Pedro, o progressista: o outro mito do imperador
Duas semanas atrás, os historiadores Thiago Krause e Paulo Pachá falaram do uso nostálgico da história do Império pela extrema direita. Queria aproveitar a deixa, meio atrasado, para falar para outro lado desse mito, que atinge a outro tipo de pessoa, gente até de centro-esquerda: a ideia de que D. Pedro II foi um anti-déspota e esclarecido. Nosso Papai Noel no poder, o bom velhinho da tolerância e conciliação nacional. Uma força da democracia e do progresso, destituído por um golpe militar que abriu um precedente maldito, o da República tutelada.
Pedro, o democrata, teria evitado fazer uso de seus consideráveis poderes, governando como monarca constitucional moderno, deixando a política correr como um regime parlamentarista constitucional. O monarca também odiaria a escravidão, era um abolicionista constrito pelas limitações do sistema. Também fã de ciências e arqueologia, poliglota, muito lido, que até mesmo, em seus diário, registrou que a república era uma forma superior de governo que a monarquia. Um homem exasperado com um país que não avançava, apesar de seus desejos.
Enfim, ironicamente para os monarquistas atuais, Pedro II não poderia ser classificado como um conservador. Não para sua época.
Em sua época, o Pedro liberal tinha entre seus fieis gente com a cabeça considerada arejada para a época, como o abolicionista e secularista Joaquim Nabuco. A ideia foi reforçada por biografias relativamente recentes focadas na pessoa do imperador, como a de Paulo Rezutti e a de José Murilo de Carvalho.
Não há nada de errado em retratar o ser humano em suas contradições. É uma verdade histórica como outras. Mas há o risco de criar uma mitologia sem querer. Conhecendo Pedro enquanto humano, é fácil ser tentado a ver nele uma figura que não corresponde a suas ações.
Podemos discutir por dias o que Pedro II queria pessoalmente, se ele era mesmo essa figura avançada, e até especular se repudiaria seus descendentes retrógrados. Mas o que condena o Pedro liberal é o que foi seu governo na prática, no que implica esse “constitucionalismo democrático” todo dele. Assumindo um país em guerra civil, Pedro batalhou até a exaustão para moderar facções e evitar conflito, de forma a manter a integridade nacional. Esse é um mérito que se levanta dele, mas será mesmo mérito a moderação em face ao intolerável? O Segundo Reinado foi uma paz escravocrata, o que inclui medidas altamente pró-escravidão, como aceitar a continuidade do tráfico ilegal e mostrar simpatia para com os confederados na Guerra Civil Americana, até aceitar refugiados entre eles por aqui.

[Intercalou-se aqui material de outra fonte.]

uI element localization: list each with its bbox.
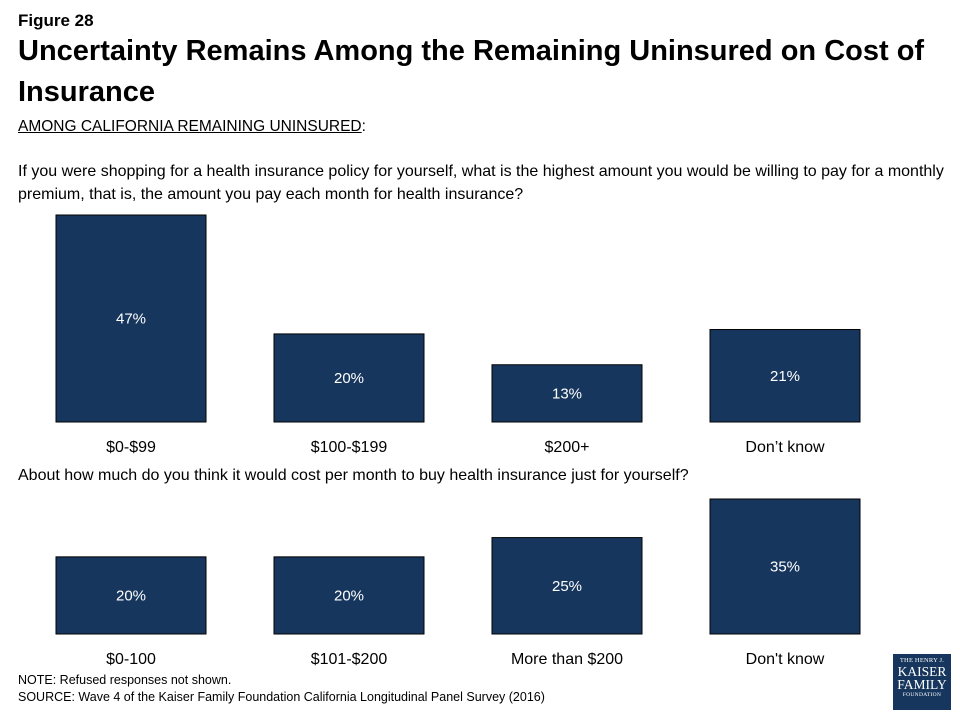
question-1: If you were shopping for a health insura… xyxy=(18,163,944,203)
bar-value-label: 25% xyxy=(552,578,582,595)
bar-value-label: 21% xyxy=(770,368,800,385)
bar-2-1 xyxy=(55,556,207,635)
category-label: $101-$200 xyxy=(311,651,388,668)
chart-willing-to-pay: 47% $0-$99 20% $100-$199 13% $200+ 21% Don’t kn… xyxy=(0,200,960,464)
footnote: NOTE: Refused responses not shown. SOURC… xyxy=(18,672,545,706)
bar-value-label: 35% xyxy=(770,559,800,576)
question-2: About how much do you think it would cos… xyxy=(18,467,689,484)
chart-2-svg: 20% $0-100 20% $101-$200 25% More than $200 35… xyxy=(55,498,861,668)
bar-2-3 xyxy=(491,537,643,635)
subtitle-text: AMONG CALIFORNIA REMAINING UNINSURED xyxy=(18,118,362,135)
category-label: Don’t know xyxy=(745,439,825,456)
chart-title: Uncertainty Remains Among the Remaining … xyxy=(18,35,925,108)
source-text: SOURCE: Wave 4 of the Kaiser Family Foun… xyxy=(18,690,545,704)
chart-estimated-cost: 20% $0-100 20% $101-$200 25% More than $200 35… xyxy=(0,486,960,676)
logo-line-2a: KAISER xyxy=(897,664,947,679)
subtitle: AMONG CALIFORNIA REMAINING UNINSURED: xyxy=(18,118,366,136)
bar-value-label: 20% xyxy=(334,587,364,604)
category-label: More than $200 xyxy=(511,651,623,668)
bar-1-2 xyxy=(273,333,425,423)
bar-1-4 xyxy=(709,329,861,423)
kff-logo: THE HENRY J. KAISER FAMILY FOUNDATION xyxy=(893,654,951,710)
bar-1-3 xyxy=(491,364,643,423)
bar-1-1 xyxy=(55,214,207,423)
bar-2-2 xyxy=(273,556,425,635)
category-label: Don't know xyxy=(746,651,825,668)
category-label: $0-$99 xyxy=(106,439,156,456)
figure-label: Figure 28 xyxy=(18,11,94,30)
note-text: NOTE: Refused responses not shown. xyxy=(18,673,232,687)
logo-line-3: FOUNDATION xyxy=(902,692,942,698)
bar-value-label: 13% xyxy=(552,385,582,402)
chart-1-svg: 47% $0-$99 20% $100-$199 13% $200+ 21% Don’t kn… xyxy=(55,214,861,456)
bar-2-4 xyxy=(709,498,861,635)
category-label: $100-$199 xyxy=(311,439,388,456)
bar-value-label: 20% xyxy=(334,370,364,387)
logo-line-2b: FAMILY xyxy=(897,677,947,692)
bar-value-label: 20% xyxy=(116,587,146,604)
category-label: $200+ xyxy=(545,439,590,456)
bar-value-label: 47% xyxy=(116,311,146,328)
category-label: $0-100 xyxy=(106,651,156,668)
logo-line-1: THE HENRY J. xyxy=(899,657,945,664)
subtitle-suffix: : xyxy=(361,118,366,135)
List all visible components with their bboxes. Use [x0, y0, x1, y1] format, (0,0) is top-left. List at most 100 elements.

Se o monarca era mesmo tão arejado das ideias (não estou descartando nem aceitando essa possibilidade aqui; esse é outro tema), ele traiu o que acreditava em nome da estabilidade. Lutar pela estabilidade de uma situação iníqua é um mal. Isso não é grandeza.
A “moderação” de Pedro serviu para sermos o último país do continente americano a abolir a escravidão. O resultado foi a continuidade da tortura e cativeiro de milhões, por gerações, e o atraso econômico e social que segue ainda hoje. Se é uma trágica ironia para um monarca abolicionista, tanto faz. Esse é o triste presente que nos deixou o triste “bom velhinho”.